Art has also helped me find my curious nature, intelligence, and awareness after the nothingness of my pain medication has faded away. Art can help you find who you are after that nothingness is left behind. I don't think you have to be an artist for art to be helpful through a life of chronic pain. You just have to be mindful and aware of shapes, colours, and connections. A few years ago, I published Finding Your Colors, a series of colouring books for adults to help them through the anxiety and depression I deal with every day because of the memory that lingers from painful experiences. You don't have to know how to draw to colour in some shapes. That is why I find colouring books to be a helpful tool.

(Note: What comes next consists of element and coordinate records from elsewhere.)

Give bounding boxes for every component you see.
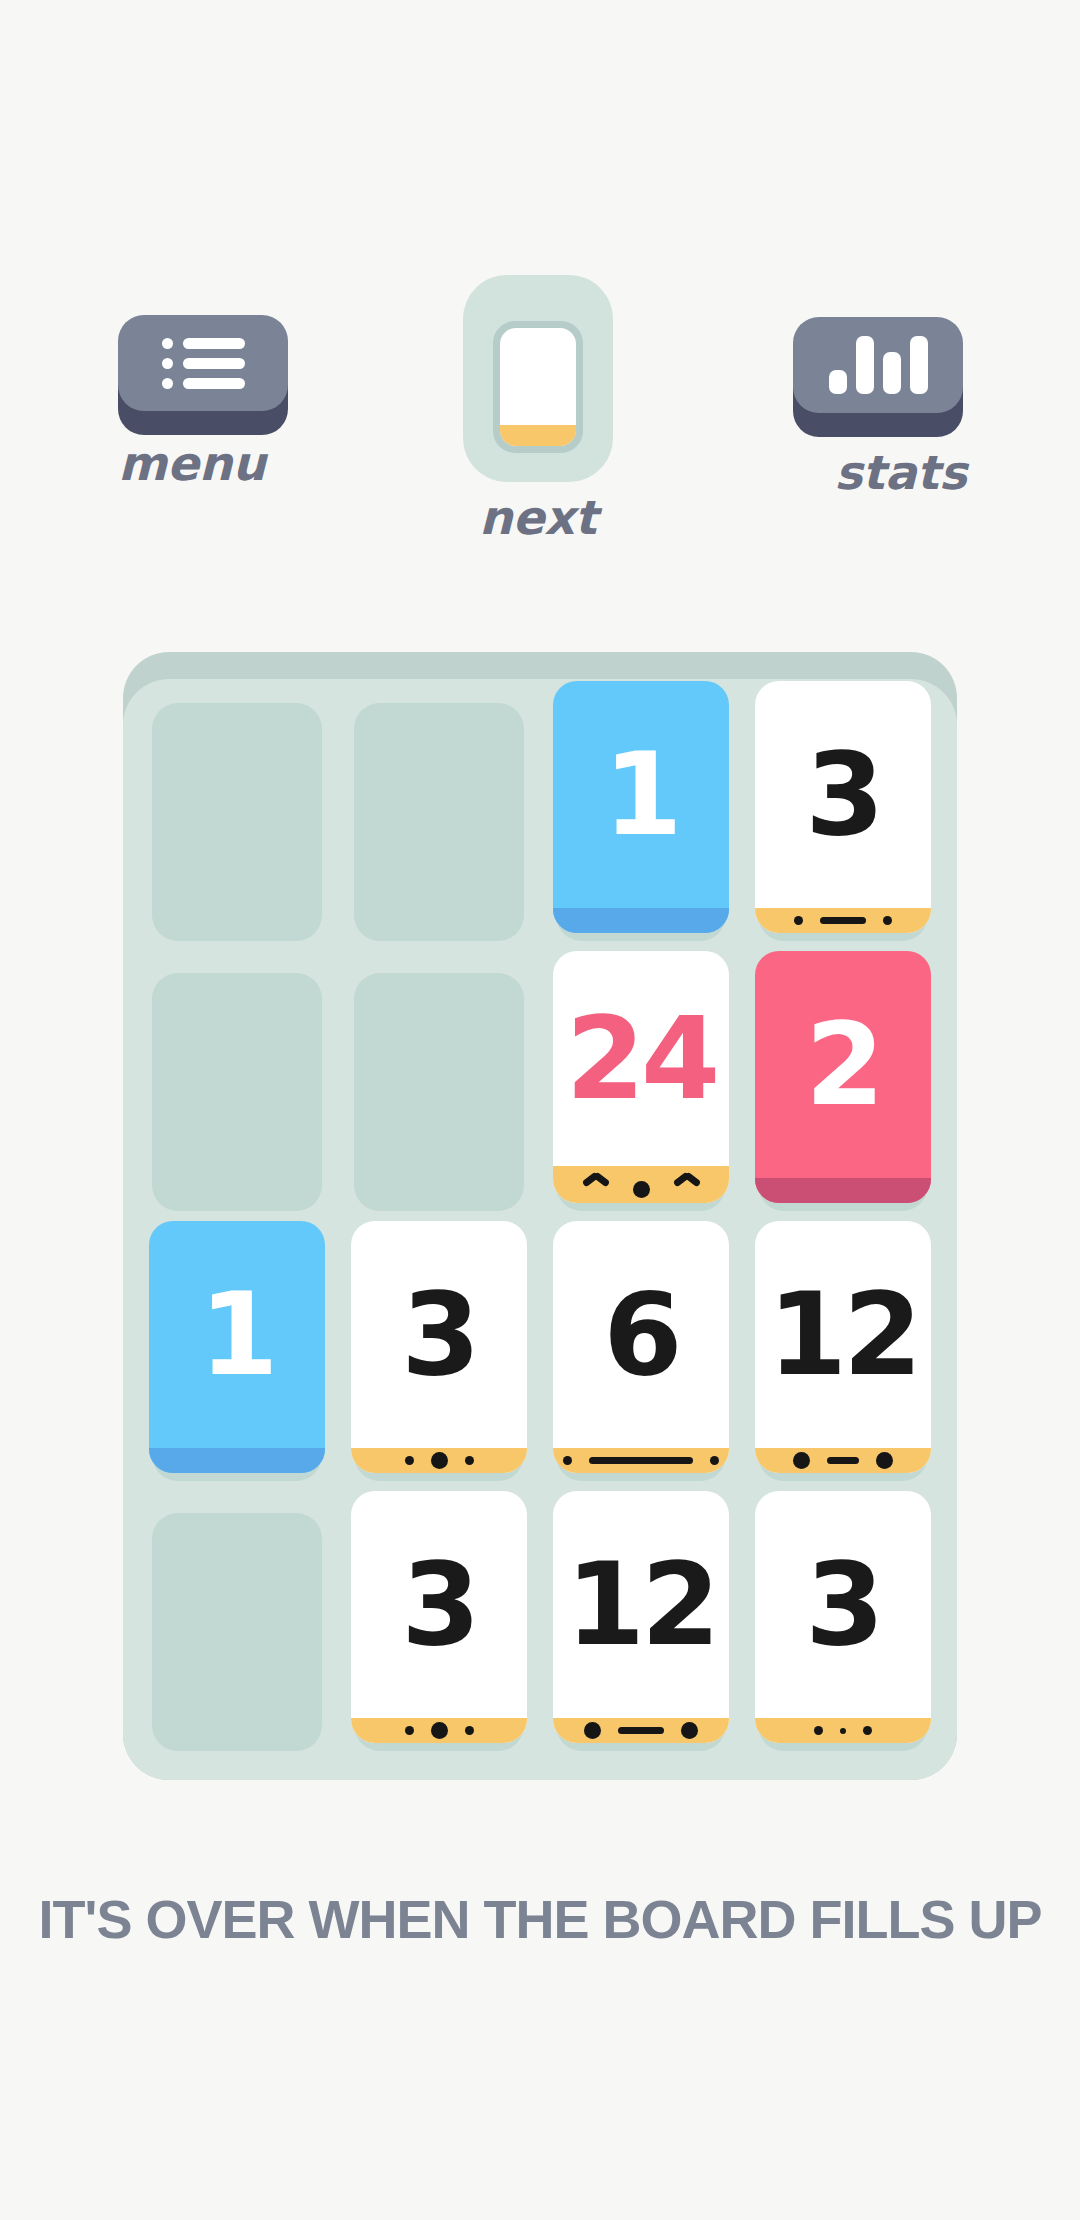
board-grid: 13242136123123 (136, 677, 944, 1757)
tile-bottom-strip (149, 1448, 325, 1473)
tile-1[interactable]: 1 (149, 1221, 325, 1473)
tile-value: 3 (755, 681, 931, 908)
menu-icon-dot (162, 358, 173, 369)
stats-icon-bar (829, 370, 847, 394)
board-cell: 1 (136, 1217, 338, 1487)
tile-face-dot-b (793, 1452, 810, 1469)
next-card-preview (463, 275, 613, 482)
tile-bottom-strip (755, 1718, 931, 1743)
tile-bottom-strip (755, 1448, 931, 1473)
tile-2[interactable]: 2 (755, 951, 931, 1203)
tile-value: 6 (553, 1221, 729, 1448)
tile-face-dot-s (405, 1456, 414, 1465)
stats-bars-icon (829, 336, 928, 394)
tile-face-dot-s (814, 1726, 823, 1735)
tile-value: 12 (553, 1491, 729, 1718)
empty-cell (338, 947, 540, 1217)
tile-face-dash-s (827, 1457, 859, 1464)
menu-icon-bar (183, 358, 245, 369)
stats-label: stats (733, 447, 967, 499)
menu-icon-row (162, 378, 245, 389)
tile-bottom-strip (351, 1718, 527, 1743)
stats-icon-bar (856, 336, 874, 394)
tile-value: 2 (755, 951, 931, 1178)
menu-icon-dot (162, 338, 173, 349)
tile-face-dot-s (465, 1726, 474, 1735)
board-cell: 24 (540, 947, 742, 1217)
tile-face-dot-b (681, 1722, 698, 1739)
tile-value: 3 (755, 1491, 931, 1718)
next-label: next (438, 492, 638, 544)
menu-icon-bar (183, 378, 245, 389)
tile-bottom-strip (553, 1718, 729, 1743)
tile-face-dash-m (820, 917, 866, 924)
tile-bottom-strip (553, 1448, 729, 1473)
cell-slot (354, 973, 524, 1211)
board-cell: 12 (742, 1217, 944, 1487)
tile-bottom-strip (553, 1166, 729, 1203)
next-card (500, 328, 576, 446)
tile-face-dash-l (589, 1457, 693, 1464)
tile-3[interactable]: 3 (351, 1491, 527, 1743)
next-card-bottom-strip (500, 425, 576, 446)
caption: IT'S OVER WHEN THE BOARD FILLS UP (0, 1888, 1080, 1950)
tile-value: 1 (553, 681, 729, 908)
cell-slot (152, 973, 322, 1211)
tile-3[interactable]: 3 (755, 1491, 931, 1743)
board-cell: 3 (338, 1487, 540, 1757)
tile-1[interactable]: 1 (553, 681, 729, 933)
tile-face-dash-m (618, 1727, 664, 1734)
tile-face-dot-b (431, 1452, 448, 1469)
tile-face-dot-b (633, 1181, 650, 1198)
cell-slot (152, 1513, 322, 1751)
menu-icon-row (162, 338, 245, 349)
tile-face-dot-xs (840, 1728, 846, 1734)
tile-value: 1 (149, 1221, 325, 1448)
tile-value: 12 (755, 1221, 931, 1448)
tile-face-dot-s (794, 916, 803, 925)
tile-24[interactable]: 24 (553, 951, 729, 1203)
board-cell: 3 (338, 1217, 540, 1487)
tile-face-dot-s (563, 1456, 572, 1465)
cell-slot (152, 703, 322, 941)
board-cell: 1 (540, 677, 742, 947)
tile-face-caret (674, 1172, 700, 1188)
tile-3[interactable]: 3 (755, 681, 931, 933)
tile-face-dot-s (863, 1726, 872, 1735)
tile-3[interactable]: 3 (351, 1221, 527, 1473)
board-cell: 3 (742, 1487, 944, 1757)
tile-face-dot-b (431, 1722, 448, 1739)
stats-icon-bar (910, 336, 928, 394)
tile-face-dot-s (465, 1456, 474, 1465)
tile-face-dot-s (883, 916, 892, 925)
tile-bottom-strip (755, 908, 931, 933)
cell-slot (354, 703, 524, 941)
tile-bottom-strip (553, 908, 729, 933)
tile-6[interactable]: 6 (553, 1221, 729, 1473)
stats-icon-bar (883, 352, 901, 394)
empty-cell (136, 947, 338, 1217)
menu-icon-bar (183, 338, 245, 349)
tile-face-dot-s (710, 1456, 719, 1465)
tile-12[interactable]: 12 (553, 1491, 729, 1743)
tile-face-dot-b (876, 1452, 893, 1469)
tile-value: 3 (351, 1491, 527, 1718)
menu-list-icon (162, 338, 245, 389)
stats-button[interactable] (793, 317, 963, 413)
tile-face-dot-b (584, 1722, 601, 1739)
tile-value: 3 (351, 1221, 527, 1448)
board-cell: 2 (742, 947, 944, 1217)
game-board[interactable]: 13242136123123 (123, 652, 957, 1780)
empty-cell (338, 677, 540, 947)
board-cell: 12 (540, 1487, 742, 1757)
menu-button[interactable] (118, 315, 288, 411)
tile-value: 24 (553, 951, 729, 1166)
empty-cell (136, 677, 338, 947)
empty-cell (136, 1487, 338, 1757)
tile-12[interactable]: 12 (755, 1221, 931, 1473)
next-card-ring (493, 321, 583, 453)
tile-bottom-strip (755, 1178, 931, 1203)
menu-icon-dot (162, 378, 173, 389)
menu-label: menu (118, 438, 318, 490)
menu-icon-row (162, 358, 245, 369)
tile-face-caret (583, 1172, 609, 1188)
tile-face-dot-s (405, 1726, 414, 1735)
tile-bottom-strip (351, 1448, 527, 1473)
board-cell: 3 (742, 677, 944, 947)
board-cell: 6 (540, 1217, 742, 1487)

Life is full of art and wonderful experiences that come from seeing, creating, or just being mindful that you are already part of it. I think art can help anyone connect to another layer of life, it is a journey, but it does not always have to be full of pain or a haze of nothingness. Your life is a painting in progress, what it says to the world around you, is all up to you.
"
 

Werewolf Jones

Gold Member
Iconic name and avatar. Didn't know anything about him but damn he was talented. RIP King. I'm glad that he didn't abandon the place during the split. May he be remembered.
 

Tschumi

Member
Didn't cross paths with him, but that was an eye opening article on his struggles, looks like he made the best of an awful hand... Well played, sir.
 

BigBooper

Member
Didn't interact with him much, but I recognize the avatar and name. I guess his username was possibly also connected to his disease. Glad he doesn't have to suffer anymore.
 

HoodWinked

Member
ya everytime i saw his name and avatar it invoked positivity.

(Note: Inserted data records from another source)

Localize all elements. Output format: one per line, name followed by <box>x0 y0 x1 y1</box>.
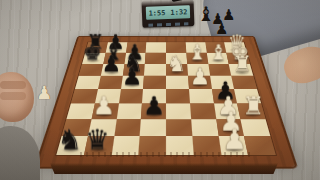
clock-rocker-button <box>171 0 188 2</box>
square-d2: ♟ <box>212 89 238 103</box>
square-h4 <box>166 42 186 52</box>
square-f1: ♜ <box>229 64 253 76</box>
square-h5 <box>146 42 166 52</box>
square-b1 <box>241 119 271 136</box>
square-b3 <box>191 119 218 136</box>
chess-clock: 1:55 1:32 <box>142 0 195 28</box>
square-f4: ♞ <box>166 64 188 76</box>
square-g4 <box>166 53 187 64</box>
square-g2: ♝ <box>206 53 229 64</box>
square-h2 <box>205 42 227 52</box>
square-h3 <box>185 42 206 52</box>
piece-bp-c5: ♟ <box>139 93 167 118</box>
square-g8: ♚ <box>82 53 105 64</box>
square-f2 <box>208 64 232 76</box>
square-e3: ♟ <box>188 76 212 89</box>
square-b8 <box>62 119 92 136</box>
clock-time-left: 1:55 <box>148 9 165 18</box>
clock-display: 1:55 1:32 <box>146 5 190 20</box>
piece-bp-d2: ♟ <box>212 79 239 103</box>
square-c2: ♟ <box>214 103 241 119</box>
square-e2 <box>210 76 235 89</box>
piece-bp-e6: ♟ <box>119 65 145 88</box>
square-f3 <box>187 64 210 76</box>
captured-bp: ♟ <box>215 22 228 37</box>
square-b7 <box>88 119 117 136</box>
square-g1: ♚ <box>227 53 250 64</box>
square-c1: ♜ <box>237 103 265 119</box>
square-e5 <box>143 76 166 89</box>
square-f5 <box>144 64 166 76</box>
square-d5 <box>142 89 166 103</box>
square-h8: ♜ <box>85 42 107 52</box>
square-b4 <box>166 119 192 136</box>
square-b5 <box>140 119 166 136</box>
square-c8 <box>67 103 95 119</box>
clock-buttons <box>148 22 188 26</box>
square-c4 <box>166 103 191 119</box>
square-e4 <box>166 76 189 89</box>
square-d7 <box>95 89 121 103</box>
piece-wp-c7: ♟ <box>90 93 118 118</box>
square-g7: ♝ <box>103 53 126 64</box>
square-f6: ♞ <box>122 64 145 76</box>
chess-game-photo: 1:55 1:32 ♝♟♟♟ ♟ ♜♟♛♚♝♟♝♝♚♟♞♞♜♟♟♟♟♟♟♜♟♞♛… <box>0 0 320 180</box>
square-c5: ♟ <box>141 103 166 119</box>
captured-wp: ♟ <box>36 84 52 102</box>
square-f8 <box>79 64 103 76</box>
square-g6: ♟ <box>124 53 146 64</box>
piece-bq-a7: ♛ <box>82 126 113 154</box>
square-e1 <box>231 76 257 89</box>
square-d3 <box>189 89 214 103</box>
square-g5 <box>145 53 166 64</box>
board-frame-engraving <box>80 152 250 157</box>
square-f7: ♟ <box>101 64 125 76</box>
square-c6 <box>116 103 142 119</box>
square-e8 <box>75 76 101 89</box>
square-h6 <box>126 42 147 52</box>
board-squares-grid: ♜♟♛♚♝♟♝♝♚♟♞♞♜♟♟♟♟♟♟♜♟♞♛♟ <box>56 42 275 155</box>
square-d8 <box>71 89 98 103</box>
piece-bn-a8: ♞ <box>55 126 86 154</box>
square-h1: ♛ <box>224 42 246 52</box>
square-d6 <box>118 89 143 103</box>
clock-time-right: 1:32 <box>170 8 187 17</box>
square-c3 <box>190 103 216 119</box>
square-g3: ♝ <box>186 53 208 64</box>
square-d1 <box>234 89 261 103</box>
square-d4 <box>166 89 190 103</box>
square-c7: ♟ <box>91 103 118 119</box>
square-e7 <box>98 76 123 89</box>
square-b6 <box>114 119 141 136</box>
piece-wr-c1: ♜ <box>239 93 267 118</box>
square-h7: ♟ <box>105 42 127 52</box>
chess-board: ♜♟♛♚♝♟♝♝♚♟♞♞♜♟♟♟♟♟♟♜♟♞♛♟ <box>37 37 295 167</box>
square-e6: ♟ <box>121 76 145 89</box>
board-near-edge <box>50 163 278 174</box>
square-b2: ♟ <box>216 119 245 136</box>
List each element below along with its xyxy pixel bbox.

they just recently had a positive experimental treatment case using HIV with gene therapy to cure sickle cell.
 

RAÏSanÏa

Member
He was very passionate about space. Glad he got to see and hear those photos and sounds from Perseverance.

RIP Smiles and Cries
 

Stitch

Gold Member
Oh man I knew something must have happened when he stopped posting, but was hoping that maybe he was just taking some time off "lollipop_disappointed:

RIP
 

AV

We ain't outta here in ten minutes, we won't need no rocket to fly through space
RIP, what a talent.
 

p_xavier

Authorized Fister
RIP. What lives most of the users here have and that we don't know is fascinating in a way. Amazing talent.
 

M1chl

Currently Gif and Meme Champion
RIP, this was someone I actually know from around here.

Sickle cell anemia, I came to know it recently, seems like a really bad disease.

 

Bitmap Frogs

Mr. Community
Oh man… Rest In Peace.

I checked from time to time his space thread… you could tell he was very passionate about that. And what an amazing artist!